As many of you may know, there are various methods out there for blocking spam in comments, wiki pages, contact forms and other such publicly submitted data. One of the more popular is Akismet. Another is the “honey-pot” method. They both certainly have their place, but they both have their shortcomings as well.

For example. While the “honey-pot” seems to do it’s job of blocking dumb spam-bots, what about spam from real live humans? The same applies to CAPTCHAs. Besides, it’s only a matter of time before someone writes a bot that works around a widely distributed honey-pot, like the one found in Django’s new contrib.comments app.

And then there’s Akismet’s problems. As Alberto G. points out:

I don’t like Akismet because it’s too simple. It only tells you if they think the comment is spam, so the best you can do is skip writing comments to the database. It would be nice if it returned a probability, so you could act accordingly.

I couldn’t agree more. Interestingly, that’s exactly what an e-mail statistical anti-spam filter does. It just so happens that the best statistical anti-spam filter (IMO) happens to be written in pure Python. Meet SpamBayes. There shouldn’t be any reason why I can’t tap into that from within my Django projects. It turns out I was right.

Now, I realize many people think of SpamBayes as an Outlook plugin. While there is such a thing, it’s core is the Python spambayes package which is available as opensource Python code under a MIT license. Cool! Additionally, the core devs have contemplated that the filter could be used in any number of setups and have made it easy to add your own backends and/or wrap SpamBayes within your own APIs. Unfortunately, there’s little documentation in this regard, but the source code is well commented and easy to follow.

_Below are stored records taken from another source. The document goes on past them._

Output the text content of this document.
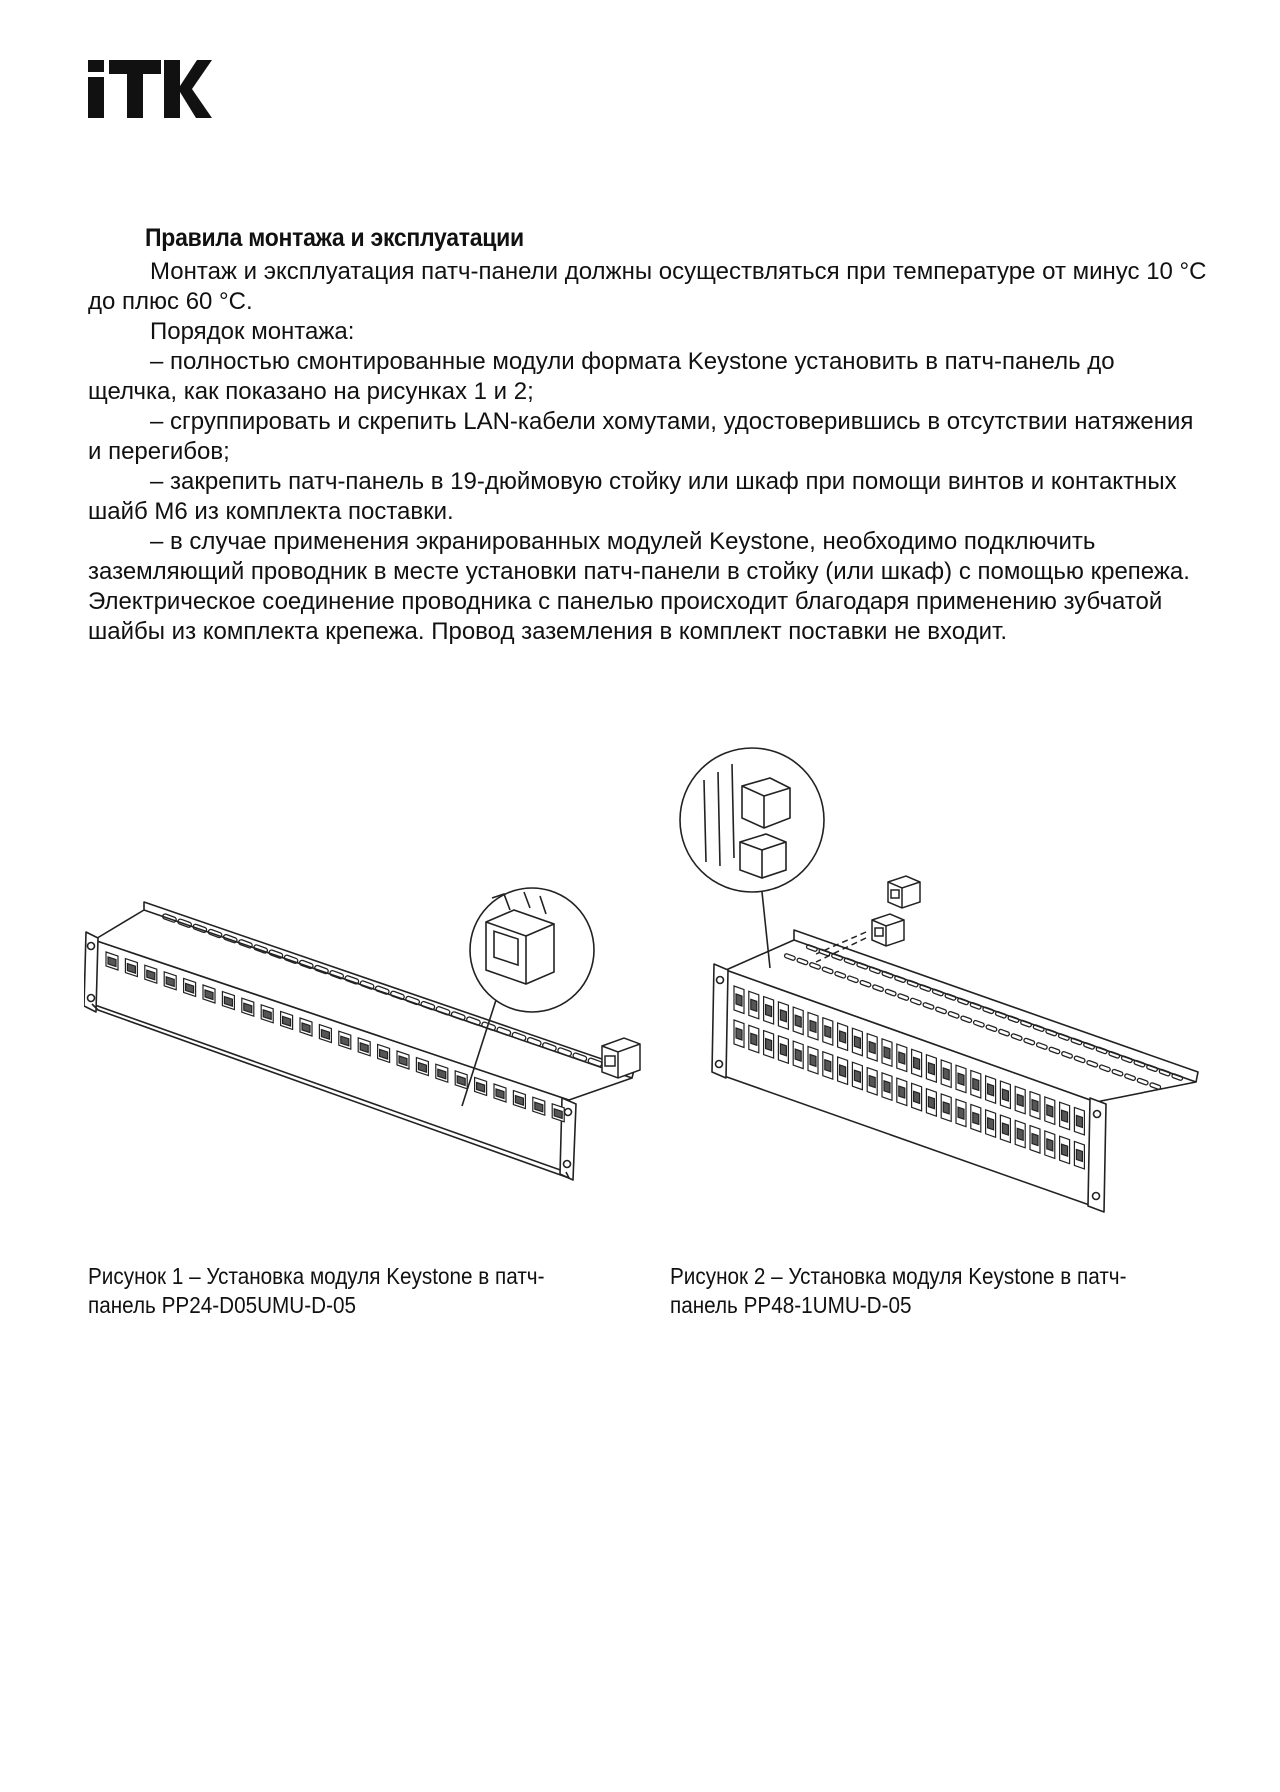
Правила монтажа и эксплуатации

Монтаж и эксплуатация патч-панели должны осуществляться при температуре от минус 10 °С до плюс 60 °С.

Порядок монтажа:

– полностью смонтированные модули формата Keystone установить в патч-панель до щелчка, как показано на рисунках 1 и 2;

– сгруппировать и скрепить LAN-кабели хомутами, удостоверившись в отсутствии натяжения и перегибов;

– закрепить патч-панель в 19-дюймовую стойку или шкаф при помощи винтов и контактных шайб М6 из комплекта поставки.

– в случае применения экранированных модулей Keystone, необходимо подключить заземляющий проводник в месте установки патч-панели в стойку (или шкаф) с помощью крепежа. Электрическое соединение проводника с панелью происходит благодаря применению зубчатой шайбы из комплекта крепежа. Провод заземления в комплект поставки не входит.

Рисунок 1 – Установка модуля Keystone в патч-панель PP24-D05UMU-D-05
Рисунок 2 – Установка модуля Keystone в патч-панель PP48-1UMU-D-05
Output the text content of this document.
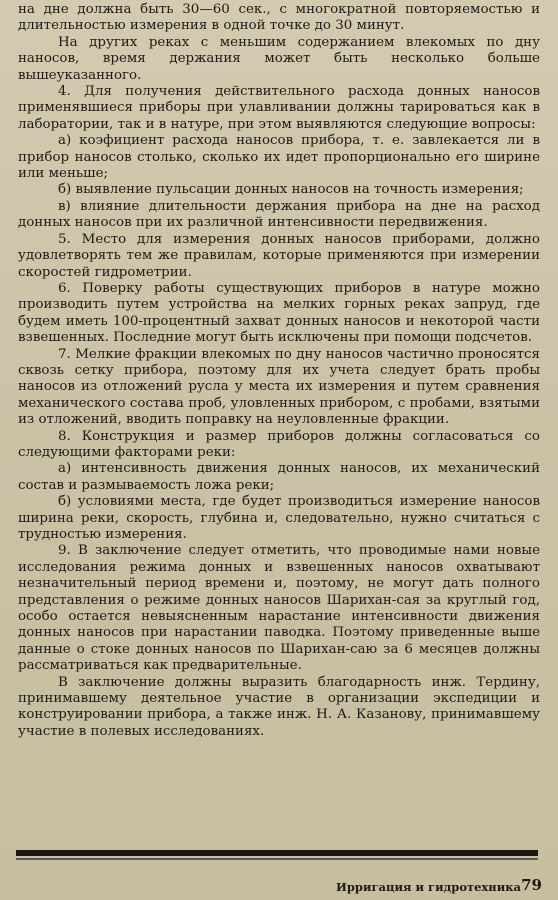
на дне должна быть 30—60 сек., с многократной повторяемостью и длительностью измерения в одной точке до 30 минут.

На других реках с меньшим содержанием влекомых по дну наносов, время держания может быть несколько больше вышеуказанного.

4. Для получения действительного расхода донных наносов применявшиеся приборы при улавливании должны тарироваться как в лаборатории, так и в натуре, при этом выявляются следующие вопросы:

а) коэфициент расхода наносов прибора, т. е. завлекается ли в прибор наносов столько, сколько их идет пропорционально его ширине или меньше;

б) выявление пульсации донных наносов на точность измерения;

в) влияние длительности держания прибора на дне на расход донных наносов при их различной интенсивности передвижения.

5. Место для измерения донных наносов приборами, должно удовлетворять тем же правилам, которые применяются при измерении скоростей гидрометрии.

6. Поверку работы существующих приборов в натуре можно производить путем устройства на мелких горных реках запруд, где будем иметь 100-процентный захват донных наносов и некоторой части взвешенных. Последние могут быть исключены при помощи подсчетов.

7. Мелкие фракции влекомых по дну наносов частично проносятся сквозь сетку прибора, поэтому для их учета следует брать пробы наносов из отложений русла у места их измерения и путем сравнения механического состава проб, уловленных прибором, с пробами, взятыми из отложений, вводить поправку на неуловленные фракции.

8. Конструкция и размер приборов должны согласоваться со следующими факторами реки:

а) интенсивность движения донных наносов, их механический состав и размываемость ложа реки;

б) условиями места, где будет производиться измерение наносов ширина реки, скорость, глубина и, следовательно, нужно считаться с трудностью измерения.

9. В заключение следует отметить, что проводимые нами новые исследования режима донных и взвешенных наносов охватывают незначительный период времени и, поэтому, не могут дать полного представления о режиме донных наносов Шарихан-сая за круглый год, особо остается невыясненным нарастание интенсивности движения донных наносов при нарастании паводка. Поэтому приведенные выше данные о стоке донных наносов по Шарихан-саю за 6 месяцев должны рассматриваться как предварительные.

В заключение должны выразить благодарность инж. Тердину, принимавшему деятельное участие в организации экспедиции и конструировании прибора, а также инж. Н. А. Казанову, принимавшему участие в полевых исследованиях.

Ирригация и гидротехника 79
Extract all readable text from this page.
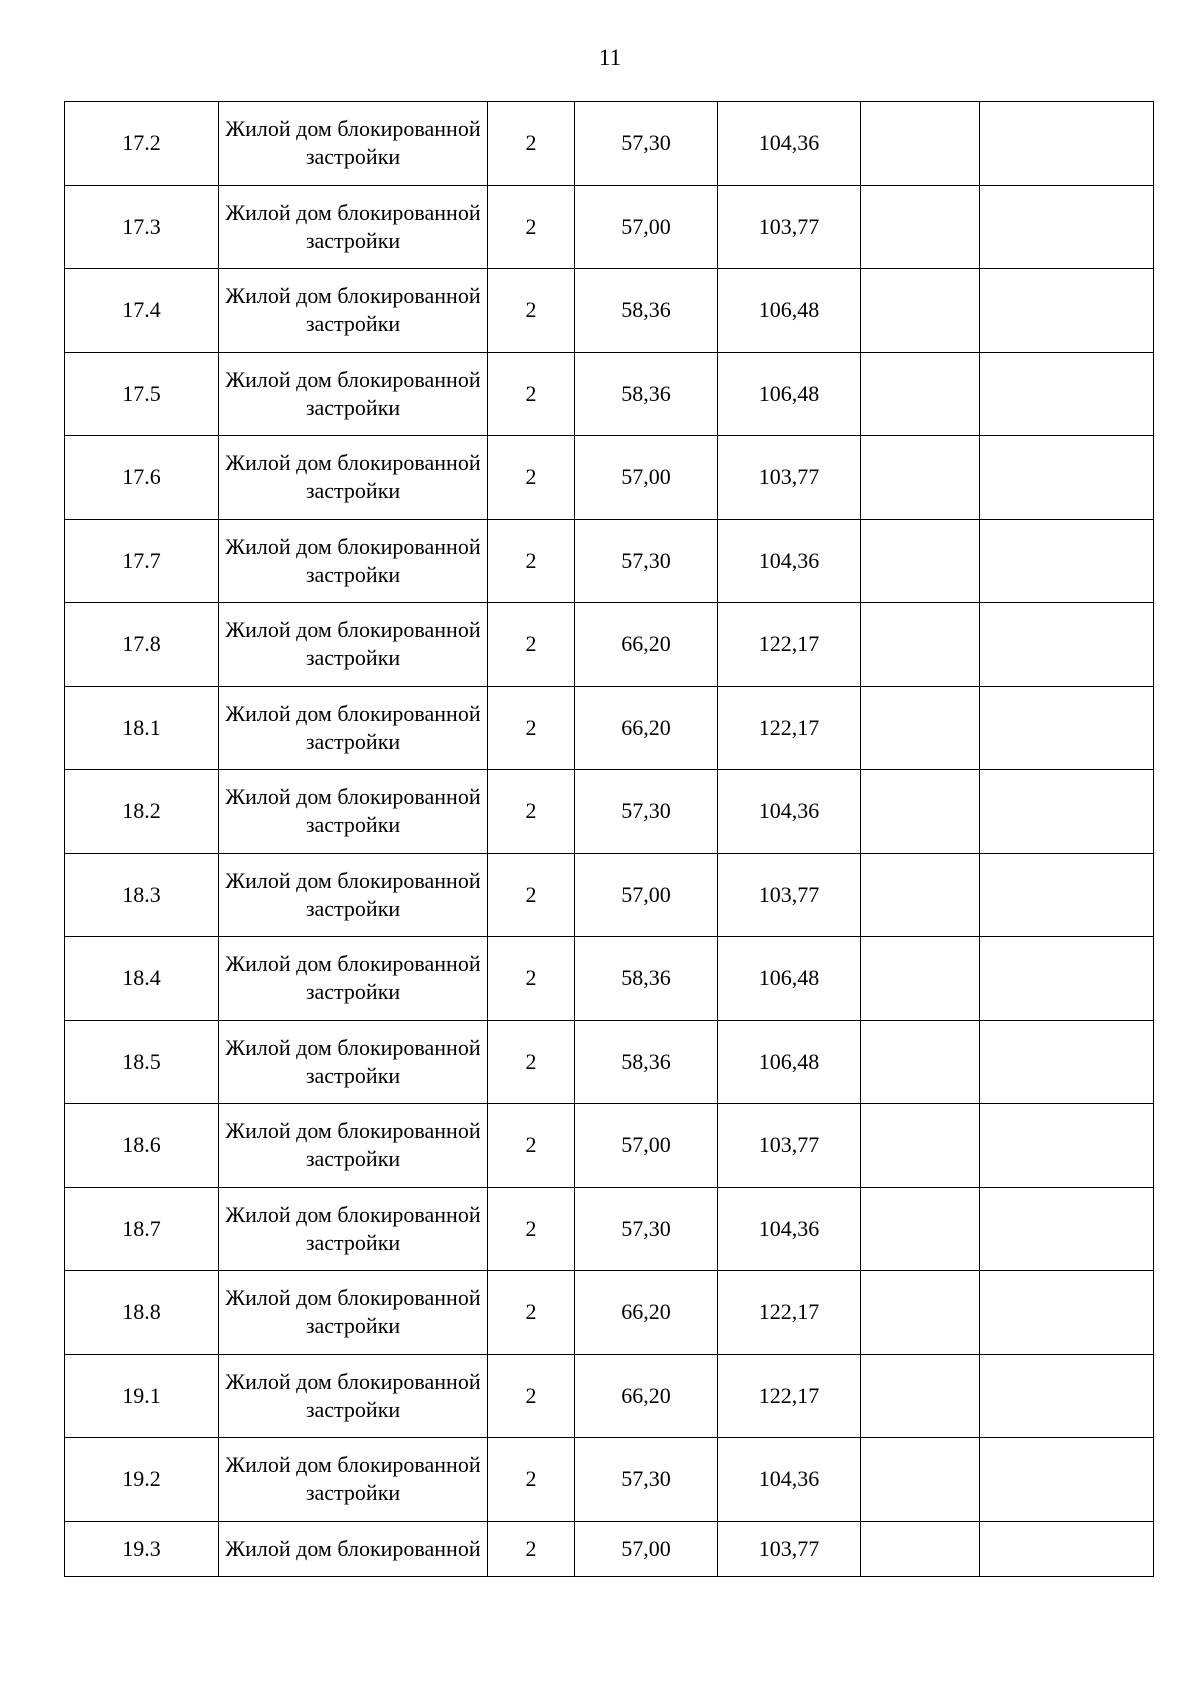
11
17.2	Жилой дом блокированной застройки	2	57,30	104,36		
17.3	Жилой дом блокированной застройки	2	57,00	103,77		
17.4	Жилой дом блокированной застройки	2	58,36	106,48		
17.5	Жилой дом блокированной застройки	2	58,36	106,48		
17.6	Жилой дом блокированной застройки	2	57,00	103,77		
17.7	Жилой дом блокированной застройки	2	57,30	104,36		
17.8	Жилой дом блокированной застройки	2	66,20	122,17		
18.1	Жилой дом блокированной застройки	2	66,20	122,17		
18.2	Жилой дом блокированной застройки	2	57,30	104,36		
18.3	Жилой дом блокированной застройки	2	57,00	103,77		
18.4	Жилой дом блокированной застройки	2	58,36	106,48		
18.5	Жилой дом блокированной застройки	2	58,36	106,48		
18.6	Жилой дом блокированной застройки	2	57,00	103,77		
18.7	Жилой дом блокированной застройки	2	57,30	104,36		
18.8	Жилой дом блокированной застройки	2	66,20	122,17		
19.1	Жилой дом блокированной застройки	2	66,20	122,17		
19.2	Жилой дом блокированной застройки	2	57,30	104,36		
19.3	Жилой дом блокированной	2	57,00	103,77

With little effort, I was able to create a storage backend for SpamBayes that wrapped a Django model. Once I had that, I could access the SpamBayes API from within any Django App. Thus, Django-SpamBayes was born. Django-SpamBayes is a collection of utility applications for Django that utilize SpamBayes for spam filtering. Currently, two applications are available: DjangoBayes, which wraps the Django model and provides the SpamBayes API; and CommentBayes, which is an add-on to Django’s contrib.comments application and provides filtering and moderation of comments through signals.

Unfortunately, the moderation features of contrib.comments is undocumented, but it you point your browser at http://yourdomain.com/comments/moderate/ you’ll get a nice admin-looking moderation interface. Perhaps in the future I’ll get it integrated into the admin itself.

Until then, check out the project page or get it from PyPI.

Note: This blog is running on a very old version of Django and for that reason, is not yet using Django-Spambayes for comment moderation. Hopefully someday… At least there’s a simple demo app in the Subversion repo.